SB 490 would abolish the death penalty and instead make the maximum punishment life without the possibility of parole. In June, before this bill went to the Assembly Committee on Public Safety, Equal Justice Society (EJS) wrote a policy letter in support of this bill’s overarching goal of ending the death penalty because of its fiscal importance and impact on racial justice. While we have problems with the notion of permanent imprisonment, this bill is a step in the right direction.
The bill was approved by the Assembly Committee on Public Safety earlier this month and it is now moving to the Assembly Committee on Appropriations and, hopefully, to the floor before the end of the legislative term. Several polls show that there is support for ending the death penalty.
EJS knows this bill is necessary because it will save taxpayer dollars and prioritize funding where it is most vital. SB 490 will save taxpayer dollars by eliminating the cost of the death penalty system. A recent study by Ninth Circuit Judge Arthur Alarcon and Paula Mitchell found that it costs California an estimated $184 million per year to keep more than 700 people on death row pointing out that only 13 criminals had been executed in the last 33 years.
California cannot continue to fund a lengthy and expensive process in these dire financial times. SB 490 will allow California to save $1 billion in five years. This savings will allow California to spend money in areas where it is most vital. The County of Los Angeles has denied overtime compensation to homicide investigators and last year over $50 million was cut from the Victims Compensation Fund. The City of Oakland laid off police officers while 45 percent of homicides statewide continue to be unsolved. Spending money on the death penalty instead of investing in police officers, investigators, and courts, is a bad use of our limited funds.

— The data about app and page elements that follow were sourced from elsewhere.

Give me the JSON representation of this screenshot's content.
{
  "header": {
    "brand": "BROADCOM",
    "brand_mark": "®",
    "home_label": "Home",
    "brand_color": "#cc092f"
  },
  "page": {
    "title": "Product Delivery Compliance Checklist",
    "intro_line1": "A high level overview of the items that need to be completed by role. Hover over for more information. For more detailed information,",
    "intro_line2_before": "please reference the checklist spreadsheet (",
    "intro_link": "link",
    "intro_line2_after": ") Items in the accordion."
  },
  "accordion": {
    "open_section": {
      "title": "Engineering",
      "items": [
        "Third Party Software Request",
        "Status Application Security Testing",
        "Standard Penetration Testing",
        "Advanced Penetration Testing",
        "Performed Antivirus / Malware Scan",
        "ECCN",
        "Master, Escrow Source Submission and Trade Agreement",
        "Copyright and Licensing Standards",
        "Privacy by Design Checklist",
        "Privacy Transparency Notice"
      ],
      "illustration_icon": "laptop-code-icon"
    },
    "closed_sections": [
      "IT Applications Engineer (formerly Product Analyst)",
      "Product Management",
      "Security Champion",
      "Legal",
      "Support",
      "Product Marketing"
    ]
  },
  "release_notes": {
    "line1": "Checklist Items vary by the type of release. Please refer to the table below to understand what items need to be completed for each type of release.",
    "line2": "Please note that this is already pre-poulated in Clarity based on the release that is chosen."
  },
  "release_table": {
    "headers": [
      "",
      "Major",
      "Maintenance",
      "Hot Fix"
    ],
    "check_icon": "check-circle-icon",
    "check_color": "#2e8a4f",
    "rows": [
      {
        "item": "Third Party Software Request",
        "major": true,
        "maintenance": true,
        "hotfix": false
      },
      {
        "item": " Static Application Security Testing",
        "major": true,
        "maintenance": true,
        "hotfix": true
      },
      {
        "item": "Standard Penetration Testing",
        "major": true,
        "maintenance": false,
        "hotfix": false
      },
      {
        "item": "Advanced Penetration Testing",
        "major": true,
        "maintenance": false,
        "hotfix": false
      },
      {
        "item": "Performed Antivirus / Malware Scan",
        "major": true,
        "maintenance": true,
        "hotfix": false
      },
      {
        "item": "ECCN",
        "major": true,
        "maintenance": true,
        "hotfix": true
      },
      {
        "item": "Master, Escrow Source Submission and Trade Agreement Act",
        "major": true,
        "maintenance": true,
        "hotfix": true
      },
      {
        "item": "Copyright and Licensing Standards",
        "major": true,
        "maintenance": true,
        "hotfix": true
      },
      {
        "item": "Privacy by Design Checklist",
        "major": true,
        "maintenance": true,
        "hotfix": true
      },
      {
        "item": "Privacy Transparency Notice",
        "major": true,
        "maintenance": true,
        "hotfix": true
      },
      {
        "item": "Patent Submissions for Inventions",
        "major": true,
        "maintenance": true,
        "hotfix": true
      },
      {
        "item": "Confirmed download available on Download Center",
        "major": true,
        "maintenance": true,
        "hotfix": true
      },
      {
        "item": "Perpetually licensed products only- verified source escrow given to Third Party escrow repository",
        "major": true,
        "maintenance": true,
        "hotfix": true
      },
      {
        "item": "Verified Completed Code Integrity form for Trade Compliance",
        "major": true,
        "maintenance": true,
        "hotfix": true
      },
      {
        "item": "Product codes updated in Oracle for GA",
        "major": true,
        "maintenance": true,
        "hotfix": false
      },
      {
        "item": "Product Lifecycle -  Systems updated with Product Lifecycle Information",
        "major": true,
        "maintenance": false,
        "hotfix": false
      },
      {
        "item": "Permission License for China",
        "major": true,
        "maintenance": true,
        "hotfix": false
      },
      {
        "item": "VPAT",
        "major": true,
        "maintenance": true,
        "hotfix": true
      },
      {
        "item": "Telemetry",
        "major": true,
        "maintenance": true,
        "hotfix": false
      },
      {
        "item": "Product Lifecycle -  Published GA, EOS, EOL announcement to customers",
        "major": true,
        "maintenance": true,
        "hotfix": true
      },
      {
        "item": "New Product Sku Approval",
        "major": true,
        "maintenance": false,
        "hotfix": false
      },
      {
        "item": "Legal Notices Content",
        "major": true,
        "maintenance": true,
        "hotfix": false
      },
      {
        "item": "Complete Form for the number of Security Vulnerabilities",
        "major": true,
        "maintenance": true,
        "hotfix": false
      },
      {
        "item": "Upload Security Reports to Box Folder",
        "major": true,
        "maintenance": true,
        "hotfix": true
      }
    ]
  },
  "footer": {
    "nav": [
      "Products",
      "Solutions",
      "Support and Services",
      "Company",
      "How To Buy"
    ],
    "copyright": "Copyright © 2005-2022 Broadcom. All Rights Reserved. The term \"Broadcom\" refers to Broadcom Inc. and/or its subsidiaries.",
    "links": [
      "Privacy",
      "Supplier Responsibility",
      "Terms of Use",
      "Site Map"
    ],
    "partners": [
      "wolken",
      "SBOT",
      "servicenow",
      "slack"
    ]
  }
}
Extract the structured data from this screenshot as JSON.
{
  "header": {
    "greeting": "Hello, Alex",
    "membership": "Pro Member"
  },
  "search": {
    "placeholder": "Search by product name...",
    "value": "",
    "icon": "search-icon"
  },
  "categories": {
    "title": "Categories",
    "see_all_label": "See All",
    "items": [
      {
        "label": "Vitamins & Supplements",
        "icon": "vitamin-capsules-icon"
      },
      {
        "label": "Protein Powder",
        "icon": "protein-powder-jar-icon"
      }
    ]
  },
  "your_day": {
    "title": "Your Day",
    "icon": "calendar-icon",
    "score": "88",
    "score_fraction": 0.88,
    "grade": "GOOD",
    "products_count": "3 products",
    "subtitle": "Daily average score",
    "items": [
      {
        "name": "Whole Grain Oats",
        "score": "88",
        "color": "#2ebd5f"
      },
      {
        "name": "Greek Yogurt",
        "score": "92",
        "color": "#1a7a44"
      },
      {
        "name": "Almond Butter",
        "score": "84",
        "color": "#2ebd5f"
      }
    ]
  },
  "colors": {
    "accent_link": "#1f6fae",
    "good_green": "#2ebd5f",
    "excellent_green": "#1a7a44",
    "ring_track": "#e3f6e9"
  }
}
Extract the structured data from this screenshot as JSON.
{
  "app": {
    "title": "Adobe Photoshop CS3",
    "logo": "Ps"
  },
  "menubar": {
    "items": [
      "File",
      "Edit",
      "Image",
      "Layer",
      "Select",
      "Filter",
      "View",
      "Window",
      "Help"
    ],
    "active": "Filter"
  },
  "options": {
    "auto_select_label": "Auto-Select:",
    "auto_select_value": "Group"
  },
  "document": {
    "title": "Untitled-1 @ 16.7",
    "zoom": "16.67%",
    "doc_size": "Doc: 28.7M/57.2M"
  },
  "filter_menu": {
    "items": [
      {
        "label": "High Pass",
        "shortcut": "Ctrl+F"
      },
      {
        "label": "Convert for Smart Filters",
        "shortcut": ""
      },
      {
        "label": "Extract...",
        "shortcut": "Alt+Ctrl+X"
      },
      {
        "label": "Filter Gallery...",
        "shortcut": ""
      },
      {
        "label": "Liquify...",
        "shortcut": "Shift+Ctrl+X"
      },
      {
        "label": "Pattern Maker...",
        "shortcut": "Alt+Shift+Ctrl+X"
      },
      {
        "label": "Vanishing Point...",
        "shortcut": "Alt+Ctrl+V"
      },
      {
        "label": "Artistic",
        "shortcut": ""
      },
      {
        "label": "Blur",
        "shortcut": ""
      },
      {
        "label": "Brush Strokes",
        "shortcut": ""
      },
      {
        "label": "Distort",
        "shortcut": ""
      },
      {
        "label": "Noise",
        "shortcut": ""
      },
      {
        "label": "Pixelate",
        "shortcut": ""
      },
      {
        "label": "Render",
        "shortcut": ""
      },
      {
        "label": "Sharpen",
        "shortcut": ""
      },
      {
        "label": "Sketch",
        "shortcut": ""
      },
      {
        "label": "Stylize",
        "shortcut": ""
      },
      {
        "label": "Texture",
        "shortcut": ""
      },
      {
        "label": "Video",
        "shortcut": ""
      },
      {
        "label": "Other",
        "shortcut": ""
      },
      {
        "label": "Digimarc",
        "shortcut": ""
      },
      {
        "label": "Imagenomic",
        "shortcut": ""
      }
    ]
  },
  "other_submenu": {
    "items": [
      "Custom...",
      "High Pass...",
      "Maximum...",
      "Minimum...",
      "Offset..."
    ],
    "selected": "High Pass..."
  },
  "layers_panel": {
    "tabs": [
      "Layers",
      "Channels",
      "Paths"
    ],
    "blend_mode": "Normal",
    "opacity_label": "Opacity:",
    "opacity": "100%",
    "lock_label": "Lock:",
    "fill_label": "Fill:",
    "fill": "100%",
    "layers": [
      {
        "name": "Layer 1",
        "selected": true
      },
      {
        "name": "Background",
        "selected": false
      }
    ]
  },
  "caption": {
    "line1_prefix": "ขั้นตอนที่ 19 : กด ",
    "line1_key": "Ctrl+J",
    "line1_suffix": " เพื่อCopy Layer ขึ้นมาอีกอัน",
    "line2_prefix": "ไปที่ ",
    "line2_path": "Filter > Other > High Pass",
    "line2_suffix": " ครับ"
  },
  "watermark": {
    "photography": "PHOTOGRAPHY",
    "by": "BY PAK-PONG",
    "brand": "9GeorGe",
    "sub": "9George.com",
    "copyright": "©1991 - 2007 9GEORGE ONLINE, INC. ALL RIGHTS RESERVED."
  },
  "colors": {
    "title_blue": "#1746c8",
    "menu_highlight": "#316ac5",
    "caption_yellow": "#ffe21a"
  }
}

Furthermore, this bill furthers a vision of ensuring fair and consistent application of the law without racial bias. Defendants are three to four more times likely to be sentenced to die in cases where the victim is White than in cases where the victim is African American or Latino. Also, African Americans and Latinos are over-represented on death row. Spending money on a system that perpetuates racial discrimination denies Californians the right to a fair and consistent application of our laws and criminal sentences. Eliminating the death penalty is a necessary step towards ensuring that Californians are not executed based on racial biases and inconsistent decision making.
SB 490 will save money, prioritize community safety, and improve our criminal justice system. SB 490 is necessary and will make California a stronger state. We encourage you to voice your support and urge legislators to pass SB 490.